After his vacation, Fleming found himself sorting through petri dishes filled with growing staphylococcus that had been left in a pile in the corner of the room while he was gone. When he got to one that was overwhelmed by growth of an unidentified mold, he might have simply said “Ew” and thrown it into the sink, or at least the corner of the closet.
But fortunately, he didn’t. Instead, Fleming said, “That’s funny.” As he looked at the dish more closely he noticed that where the mold thrived, the bacteria didn’t. He set to work identifying the funky growth as belonging to the penicillium family, and hypothesized that the “mould juice” it produced had an antibacterial effect.
In 1929, he changed the name of his antibacterial substance from “mould juice” to the sciencier sounding “penicillin” and published his findings in the British Journal of Experimental Pathology. The article went largely unnoticed for several years as Fleming attempted to further his research, only to discover that without some help from a chemist or two, he couldn’t be sure that mould juice was worth the effort.
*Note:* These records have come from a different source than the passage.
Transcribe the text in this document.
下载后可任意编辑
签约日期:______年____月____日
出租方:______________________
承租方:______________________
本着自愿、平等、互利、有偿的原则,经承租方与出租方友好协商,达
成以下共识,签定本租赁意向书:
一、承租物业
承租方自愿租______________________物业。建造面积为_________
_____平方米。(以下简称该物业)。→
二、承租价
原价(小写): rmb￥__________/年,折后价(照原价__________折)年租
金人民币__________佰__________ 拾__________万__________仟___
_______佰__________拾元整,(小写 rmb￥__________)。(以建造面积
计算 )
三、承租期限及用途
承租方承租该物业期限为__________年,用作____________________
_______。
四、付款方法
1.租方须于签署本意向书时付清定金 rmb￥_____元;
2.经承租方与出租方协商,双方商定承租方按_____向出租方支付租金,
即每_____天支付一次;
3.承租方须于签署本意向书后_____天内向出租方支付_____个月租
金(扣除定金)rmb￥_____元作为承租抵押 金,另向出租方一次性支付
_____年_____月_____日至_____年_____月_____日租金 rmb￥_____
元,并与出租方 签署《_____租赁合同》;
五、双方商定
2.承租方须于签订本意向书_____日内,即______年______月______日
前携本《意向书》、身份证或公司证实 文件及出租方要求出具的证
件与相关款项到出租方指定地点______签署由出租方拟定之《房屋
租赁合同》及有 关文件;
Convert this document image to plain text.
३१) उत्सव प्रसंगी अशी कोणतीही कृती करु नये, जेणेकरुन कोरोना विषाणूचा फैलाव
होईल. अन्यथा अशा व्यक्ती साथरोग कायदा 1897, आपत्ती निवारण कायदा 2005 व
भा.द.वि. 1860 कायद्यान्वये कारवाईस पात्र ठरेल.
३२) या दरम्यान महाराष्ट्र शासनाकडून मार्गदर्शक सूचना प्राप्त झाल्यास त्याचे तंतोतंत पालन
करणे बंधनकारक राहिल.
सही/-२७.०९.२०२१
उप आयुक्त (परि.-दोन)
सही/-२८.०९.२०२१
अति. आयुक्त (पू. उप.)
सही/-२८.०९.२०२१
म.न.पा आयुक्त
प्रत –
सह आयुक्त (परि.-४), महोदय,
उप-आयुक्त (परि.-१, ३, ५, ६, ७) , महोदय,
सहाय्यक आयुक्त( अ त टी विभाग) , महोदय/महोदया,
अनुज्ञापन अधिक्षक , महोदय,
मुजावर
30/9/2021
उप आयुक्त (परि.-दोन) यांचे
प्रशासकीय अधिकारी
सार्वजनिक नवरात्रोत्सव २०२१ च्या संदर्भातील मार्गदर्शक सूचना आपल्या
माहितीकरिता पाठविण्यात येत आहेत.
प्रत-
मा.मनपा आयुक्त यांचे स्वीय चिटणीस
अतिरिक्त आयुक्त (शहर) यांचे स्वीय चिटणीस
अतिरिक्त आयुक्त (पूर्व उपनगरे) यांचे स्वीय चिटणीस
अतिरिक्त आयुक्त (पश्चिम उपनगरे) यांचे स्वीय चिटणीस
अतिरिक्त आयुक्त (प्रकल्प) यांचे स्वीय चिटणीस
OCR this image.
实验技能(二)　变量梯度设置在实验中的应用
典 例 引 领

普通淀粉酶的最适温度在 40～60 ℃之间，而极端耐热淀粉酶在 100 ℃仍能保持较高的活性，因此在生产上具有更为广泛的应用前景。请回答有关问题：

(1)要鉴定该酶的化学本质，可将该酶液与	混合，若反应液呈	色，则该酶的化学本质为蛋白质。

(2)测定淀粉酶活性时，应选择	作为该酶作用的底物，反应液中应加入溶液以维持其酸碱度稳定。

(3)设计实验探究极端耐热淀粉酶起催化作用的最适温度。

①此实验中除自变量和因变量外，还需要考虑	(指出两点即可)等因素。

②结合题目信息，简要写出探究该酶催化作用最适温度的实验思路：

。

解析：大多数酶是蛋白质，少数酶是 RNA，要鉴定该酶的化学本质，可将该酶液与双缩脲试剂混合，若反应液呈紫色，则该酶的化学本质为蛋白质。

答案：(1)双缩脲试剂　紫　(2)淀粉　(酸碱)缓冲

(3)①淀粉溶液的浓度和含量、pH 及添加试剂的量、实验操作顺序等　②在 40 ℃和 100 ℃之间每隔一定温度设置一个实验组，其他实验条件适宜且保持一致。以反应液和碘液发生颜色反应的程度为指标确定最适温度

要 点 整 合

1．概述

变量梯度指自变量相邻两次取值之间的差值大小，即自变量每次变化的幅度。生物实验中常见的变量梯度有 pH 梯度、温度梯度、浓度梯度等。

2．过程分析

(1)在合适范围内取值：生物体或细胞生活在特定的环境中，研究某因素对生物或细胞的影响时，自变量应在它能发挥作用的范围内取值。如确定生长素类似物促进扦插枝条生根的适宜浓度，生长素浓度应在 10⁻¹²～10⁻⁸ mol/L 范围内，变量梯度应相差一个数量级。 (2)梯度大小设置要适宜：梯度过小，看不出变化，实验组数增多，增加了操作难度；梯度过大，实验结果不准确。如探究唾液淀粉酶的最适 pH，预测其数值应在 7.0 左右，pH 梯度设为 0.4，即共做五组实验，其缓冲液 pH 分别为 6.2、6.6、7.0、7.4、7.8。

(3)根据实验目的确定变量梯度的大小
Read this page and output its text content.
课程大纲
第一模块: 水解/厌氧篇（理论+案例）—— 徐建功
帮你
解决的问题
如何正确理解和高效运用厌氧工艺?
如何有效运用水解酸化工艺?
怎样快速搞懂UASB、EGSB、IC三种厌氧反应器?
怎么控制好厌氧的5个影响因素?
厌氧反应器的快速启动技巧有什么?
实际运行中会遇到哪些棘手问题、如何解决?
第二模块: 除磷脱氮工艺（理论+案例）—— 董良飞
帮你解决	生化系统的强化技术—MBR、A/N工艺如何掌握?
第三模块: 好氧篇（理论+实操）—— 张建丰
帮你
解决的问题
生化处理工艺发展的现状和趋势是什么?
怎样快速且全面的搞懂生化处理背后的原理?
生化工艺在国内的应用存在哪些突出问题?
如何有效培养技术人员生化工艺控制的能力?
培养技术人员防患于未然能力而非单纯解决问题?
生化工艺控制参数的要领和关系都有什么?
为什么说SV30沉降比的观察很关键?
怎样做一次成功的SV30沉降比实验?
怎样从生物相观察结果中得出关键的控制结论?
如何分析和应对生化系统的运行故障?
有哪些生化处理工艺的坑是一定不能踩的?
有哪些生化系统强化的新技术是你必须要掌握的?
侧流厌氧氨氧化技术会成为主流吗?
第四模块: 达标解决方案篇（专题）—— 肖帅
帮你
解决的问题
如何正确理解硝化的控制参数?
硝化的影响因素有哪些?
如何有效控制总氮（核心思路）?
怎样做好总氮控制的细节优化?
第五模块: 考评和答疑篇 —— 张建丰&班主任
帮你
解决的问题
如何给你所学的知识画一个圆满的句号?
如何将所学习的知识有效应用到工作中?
Help arrived shortly after Fleming had officially given up. Pathologist Howard Florey and Biochemist Ernst Chain read Fleming’s long-overlooked article and began experimenting with Penicillin in mice, finding that it cured them of their mousy bacterial infections. All they needed was a way to mass produce Fleming’s mould juice. They headed to America, dropped that pesky “u” and found that Illinois produce was particularly good for growing mold (a point of pride, I’ve no doubt, for my state of origin).
All three men were awarded a Nobel Prize for the discovery of what remains one of the greatest leaps forward in modern medicine, leading to the discovery and production of many more antibiotics, stopping infections and saving countless lives, all because Alexander Fleming didn’t bother to clean his room.
I admit that I have not shared this story with my children. You see, much to my mother’s surprise, I grew up to be a somewhat tidy housekeeper. And my sons definitely complain when I assign them the task of cleaning their disastrous bedrooms (and sometimes the window sills, because I have an aversion to the task).
But when my oldest son, who has had a cold for over a week, woke up the other night, screaming with terrible ear pain, I was grateful for the slovenly habits of Dr. Fleming. The next day I took him to the doctor, who looked in his angry ears and prescribed him an antibiotic. He stayed home from school, taking it easy the rest of the day. As he started to feel better, I confess I considered making him clean his room. I didn’t, because you never know what might be growing on the slightly damp balled up socks in the corner of the closet.